Samples were analyzed by ion chromatography for nitrite and nitrate using a Dionex Integrion High-Pressure Ion Chromatography (Thermo Scientific) equipped with a 4-mm anionic exchange column (IonPac AS20), suppressor (Dionex ADRS 600 Suppressor) and a conductivity detector, operated at constant voltage (4.0 V). The sample loop was 20 μL and was first degassed in an internal oven at 30°C and then carried through the column by 35 mM NaOH (ultrapure, carbonate free, Acros Organics). The elution times under the conditions studied were 4 min and 4.9 min for nitrites and nitrates, respectively.

Preparation of NNG decomposition stoichiometry samples.
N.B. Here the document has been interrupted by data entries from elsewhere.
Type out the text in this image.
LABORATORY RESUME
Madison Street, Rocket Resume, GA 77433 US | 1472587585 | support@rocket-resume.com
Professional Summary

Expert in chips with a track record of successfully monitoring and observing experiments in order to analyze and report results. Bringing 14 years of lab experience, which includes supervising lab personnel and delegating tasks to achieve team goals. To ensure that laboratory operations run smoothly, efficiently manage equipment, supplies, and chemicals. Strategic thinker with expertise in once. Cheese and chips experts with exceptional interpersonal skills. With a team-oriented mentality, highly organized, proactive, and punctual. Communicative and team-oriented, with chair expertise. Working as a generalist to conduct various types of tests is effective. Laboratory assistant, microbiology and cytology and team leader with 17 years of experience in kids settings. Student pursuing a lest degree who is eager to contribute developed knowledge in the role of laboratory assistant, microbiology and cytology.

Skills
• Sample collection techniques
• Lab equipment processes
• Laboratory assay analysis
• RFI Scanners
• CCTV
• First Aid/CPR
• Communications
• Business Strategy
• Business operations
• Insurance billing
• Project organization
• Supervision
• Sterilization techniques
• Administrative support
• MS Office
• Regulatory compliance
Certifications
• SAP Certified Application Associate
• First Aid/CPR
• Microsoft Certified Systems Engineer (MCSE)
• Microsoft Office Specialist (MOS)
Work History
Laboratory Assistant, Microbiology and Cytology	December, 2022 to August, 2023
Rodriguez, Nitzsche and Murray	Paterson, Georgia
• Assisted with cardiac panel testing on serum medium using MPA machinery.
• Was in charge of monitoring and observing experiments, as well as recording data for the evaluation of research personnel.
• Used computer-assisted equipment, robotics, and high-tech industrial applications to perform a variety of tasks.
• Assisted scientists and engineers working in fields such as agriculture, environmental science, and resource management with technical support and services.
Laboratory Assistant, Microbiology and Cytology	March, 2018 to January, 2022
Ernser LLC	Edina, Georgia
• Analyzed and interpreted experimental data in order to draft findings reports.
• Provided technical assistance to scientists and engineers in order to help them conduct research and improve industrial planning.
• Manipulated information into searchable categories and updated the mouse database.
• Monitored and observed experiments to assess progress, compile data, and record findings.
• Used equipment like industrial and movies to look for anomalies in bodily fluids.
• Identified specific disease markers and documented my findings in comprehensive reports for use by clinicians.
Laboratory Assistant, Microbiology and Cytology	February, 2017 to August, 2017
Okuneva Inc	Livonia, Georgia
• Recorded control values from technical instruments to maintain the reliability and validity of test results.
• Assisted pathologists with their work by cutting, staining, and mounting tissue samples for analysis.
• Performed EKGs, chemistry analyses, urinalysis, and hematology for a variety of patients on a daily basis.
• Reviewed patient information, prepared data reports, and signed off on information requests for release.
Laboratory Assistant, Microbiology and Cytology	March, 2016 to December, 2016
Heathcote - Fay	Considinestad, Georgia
Stoichiometry samples were prepared in an anaerobic glove box using degassed buffers. Samples containing 10 μM as-isolated (NnlA_as-iso) or Fe^II NnlA were mixed with 500 μM NNG as needed for each sample. The dithionite control was prepared by mixing 500 μM NNG with 10 μM Na₂S₂O₄. Reduced samples contained 10 μM Na₂S₂O₄, 10 μM NnlA_as-iso, and 500 μM NNG in 10 mM tricine buffer, pH 8. Samples reacted with O₂ were prepared in two parts: 250 μL of 1 mM NNG remained outside the glove box under oxic conditions, while 250 μL of reduced protein was prepared inside the anaerobic glove box by mixing NnlA and Na₂S₂O₄ to a final concentration of 20 μM each. The 250 μL aliquot of protein was removed from the box and added quickly to the 250 μL aliquot of oxygenated NNG in buffer with a final concentration of 20 mM potassium phosphate and pH 7.2. Every sample prepared was incubated for 30 min regardless of conditions.

Homology modeling.

Structural homology modeling was performed using SWISS-MODEL (63). Models were ranked by the Global Model Quality Estimate (GMQE) score, which assesses the expected accuracy of the model based on target-template alignment and the structure. The GMQE score ranges from 0 to 1, for which 1 is the best score.

Data availability.

The accession number for the Variovorax sp. JS1663 has been previously deposited in GenBank with accession no. LYMK01000012 (42). The locus tag for NnlA is A8M77_12345.